Either I was kidnapped by aliens and given a lobotomy in my sleep, or I must have had what my grandmother used to call “a funny turn” because a few weeks ago, I agreed to let a flat to a group of second-year students, ignoring all the horror stories I have heard about undergraduates turning properties into pigsties.
I was probably swayed by the fact that this bunch weren’t too shabby and they seemed mature for their age. Despite the fact that during the viewing I only got the briefest glimpse of their faces, which were almost permanently planted in their mobiles — they just nodded occasionally when I spoke to them and said the odd “Uh-huh” — I didn’t get the impression they were the sort to throw wild parties.
If I am honest, I was probably also seduced by the fact that the girls were not much older than my own daughter, who will be looking for accommodation when she goes to university in the next couple of years. I suppose I was thinking that if I expect a landlord to accept her as a tenant, then I should be prepared to take a punt on this lot.
Or maybe I was just being lazy. They were the first to view, the first to put in an offer and I thought, what the heck, I’m sure it will be fine.
I was encouraged that they immediately handed over a holding fee and they were quick to send me references and details of their guarantors. The students paid their first month’s rent a few days before they moved in, and on check-in day they turned up almost on time.
However, their second payment failed to materialise on the due date. Now, that’s not unusual as tenants often forget to fill out the standing order for their bank in all the excitement of moving. So rather than going into full panic mode, I just emailed them a friendly reminder. They replied saying something along the lines of: “Oh yeah, we thought we’d wait for you to ask.”
Did they hope that I wouldn’t notice and they would have more cash for fags? This somewhat casual approach to the rent started to make me twitchy.
Then, when the payment did hit my account, it was more than £100 short. “Sorry,” they emailed, “we haven’t got the full amount.”
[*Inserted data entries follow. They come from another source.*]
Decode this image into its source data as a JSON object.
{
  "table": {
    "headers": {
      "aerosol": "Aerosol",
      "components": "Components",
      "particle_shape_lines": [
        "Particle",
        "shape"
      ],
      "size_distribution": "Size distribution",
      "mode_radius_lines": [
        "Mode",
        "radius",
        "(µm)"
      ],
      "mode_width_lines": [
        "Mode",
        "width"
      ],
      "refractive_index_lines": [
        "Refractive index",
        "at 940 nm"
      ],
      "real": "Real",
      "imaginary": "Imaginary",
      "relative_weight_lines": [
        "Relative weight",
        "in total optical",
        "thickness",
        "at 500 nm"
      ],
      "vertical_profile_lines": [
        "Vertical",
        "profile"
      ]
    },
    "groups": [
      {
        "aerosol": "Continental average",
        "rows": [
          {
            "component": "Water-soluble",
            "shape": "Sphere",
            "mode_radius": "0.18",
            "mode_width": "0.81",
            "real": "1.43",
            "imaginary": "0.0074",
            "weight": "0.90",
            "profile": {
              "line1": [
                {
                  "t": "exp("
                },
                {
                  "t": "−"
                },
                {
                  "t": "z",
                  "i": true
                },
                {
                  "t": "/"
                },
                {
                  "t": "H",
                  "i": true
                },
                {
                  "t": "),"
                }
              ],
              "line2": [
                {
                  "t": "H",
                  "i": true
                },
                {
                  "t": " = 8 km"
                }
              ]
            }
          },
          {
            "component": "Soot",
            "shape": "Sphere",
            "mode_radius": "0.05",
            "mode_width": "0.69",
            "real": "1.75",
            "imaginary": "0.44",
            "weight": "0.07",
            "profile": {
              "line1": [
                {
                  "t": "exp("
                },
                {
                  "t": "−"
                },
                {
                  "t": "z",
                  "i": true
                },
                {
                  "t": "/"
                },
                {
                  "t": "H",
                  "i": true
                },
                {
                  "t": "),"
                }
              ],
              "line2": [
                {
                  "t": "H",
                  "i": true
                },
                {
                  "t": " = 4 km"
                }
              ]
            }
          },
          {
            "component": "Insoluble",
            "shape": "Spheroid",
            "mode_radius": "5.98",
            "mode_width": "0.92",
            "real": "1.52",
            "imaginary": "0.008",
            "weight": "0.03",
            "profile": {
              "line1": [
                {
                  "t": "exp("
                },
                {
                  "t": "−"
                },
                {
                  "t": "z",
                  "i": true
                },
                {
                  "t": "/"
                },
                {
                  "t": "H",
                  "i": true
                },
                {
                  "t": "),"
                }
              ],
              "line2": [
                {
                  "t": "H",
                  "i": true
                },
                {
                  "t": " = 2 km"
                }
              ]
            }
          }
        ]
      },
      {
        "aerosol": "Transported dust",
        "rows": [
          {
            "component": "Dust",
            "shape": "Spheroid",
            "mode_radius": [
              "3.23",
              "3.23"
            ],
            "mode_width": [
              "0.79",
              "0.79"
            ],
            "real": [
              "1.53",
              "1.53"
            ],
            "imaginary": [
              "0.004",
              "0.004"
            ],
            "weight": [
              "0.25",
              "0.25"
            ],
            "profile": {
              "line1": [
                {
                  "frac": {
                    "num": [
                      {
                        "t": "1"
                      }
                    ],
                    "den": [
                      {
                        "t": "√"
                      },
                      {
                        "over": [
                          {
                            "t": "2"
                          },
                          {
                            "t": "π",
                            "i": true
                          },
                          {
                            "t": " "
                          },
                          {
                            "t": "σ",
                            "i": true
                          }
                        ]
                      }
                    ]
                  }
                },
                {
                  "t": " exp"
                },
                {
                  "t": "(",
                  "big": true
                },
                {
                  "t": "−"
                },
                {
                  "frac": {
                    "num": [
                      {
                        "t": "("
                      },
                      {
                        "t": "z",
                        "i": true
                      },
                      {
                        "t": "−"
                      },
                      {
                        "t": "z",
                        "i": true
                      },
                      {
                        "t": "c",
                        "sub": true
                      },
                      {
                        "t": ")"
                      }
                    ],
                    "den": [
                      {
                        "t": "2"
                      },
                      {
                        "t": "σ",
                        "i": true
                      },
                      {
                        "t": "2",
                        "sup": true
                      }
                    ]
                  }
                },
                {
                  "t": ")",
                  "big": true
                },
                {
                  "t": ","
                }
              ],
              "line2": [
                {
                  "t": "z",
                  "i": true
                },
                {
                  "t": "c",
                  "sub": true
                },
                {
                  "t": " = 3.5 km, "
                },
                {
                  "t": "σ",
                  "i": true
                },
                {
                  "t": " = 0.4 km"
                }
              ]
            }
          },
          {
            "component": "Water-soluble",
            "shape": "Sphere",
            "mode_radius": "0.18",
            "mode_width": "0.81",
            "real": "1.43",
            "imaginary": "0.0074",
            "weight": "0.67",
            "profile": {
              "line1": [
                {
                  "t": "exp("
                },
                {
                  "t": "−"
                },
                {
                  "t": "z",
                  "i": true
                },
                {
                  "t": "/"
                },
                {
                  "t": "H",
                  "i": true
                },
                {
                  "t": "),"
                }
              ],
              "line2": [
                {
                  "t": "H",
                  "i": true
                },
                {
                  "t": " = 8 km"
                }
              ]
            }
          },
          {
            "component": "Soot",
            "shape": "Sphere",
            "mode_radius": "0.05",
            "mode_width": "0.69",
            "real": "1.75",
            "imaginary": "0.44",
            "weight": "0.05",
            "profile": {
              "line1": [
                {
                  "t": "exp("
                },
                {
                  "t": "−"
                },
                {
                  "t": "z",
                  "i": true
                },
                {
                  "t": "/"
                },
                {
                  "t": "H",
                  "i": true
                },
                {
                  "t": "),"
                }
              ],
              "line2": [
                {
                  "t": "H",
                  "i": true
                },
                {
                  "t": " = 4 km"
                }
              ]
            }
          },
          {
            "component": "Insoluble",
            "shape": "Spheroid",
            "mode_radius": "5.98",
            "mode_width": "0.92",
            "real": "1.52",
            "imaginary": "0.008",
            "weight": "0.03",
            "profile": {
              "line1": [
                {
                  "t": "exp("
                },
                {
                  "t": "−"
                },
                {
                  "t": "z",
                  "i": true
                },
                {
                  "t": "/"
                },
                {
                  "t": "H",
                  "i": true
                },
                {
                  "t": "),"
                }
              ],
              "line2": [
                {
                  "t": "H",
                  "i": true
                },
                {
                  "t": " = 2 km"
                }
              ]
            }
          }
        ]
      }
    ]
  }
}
Just like that. It’s as though they thought that paying the rent was optional, a bit like attending lectures.
I suppose I should be grateful that at least they paid the bulk of what they owed, albeit after a bit of prod, but they haven’t bothered to reply to my email asking if and when they will pay the rest. I will wait to see what happens next month, but the fact that they have slipped into debt right at the start of the tenancy doesn’t give me high hopes that the next year will be plain sailing.
I didn’t take a deposit from them — I’m blaming that on those aliens, too — but I did insist their parents guaranteed their rent, so if future payments aren’t made in full and they start to build up a significant debt I will have to write to their mums and dads to ask that they make up the shortfall. I would hate to have to do that, but I guess that as the guarantors signed the tenancy agreement they knew what they were letting themselves in for.
Still, hopefully it won’t come to that. Hopefully this lot will get their finances sorted and they will prove that students, even the young ones, can make decent tenants.
I am sure there will be more of this story to tell you later.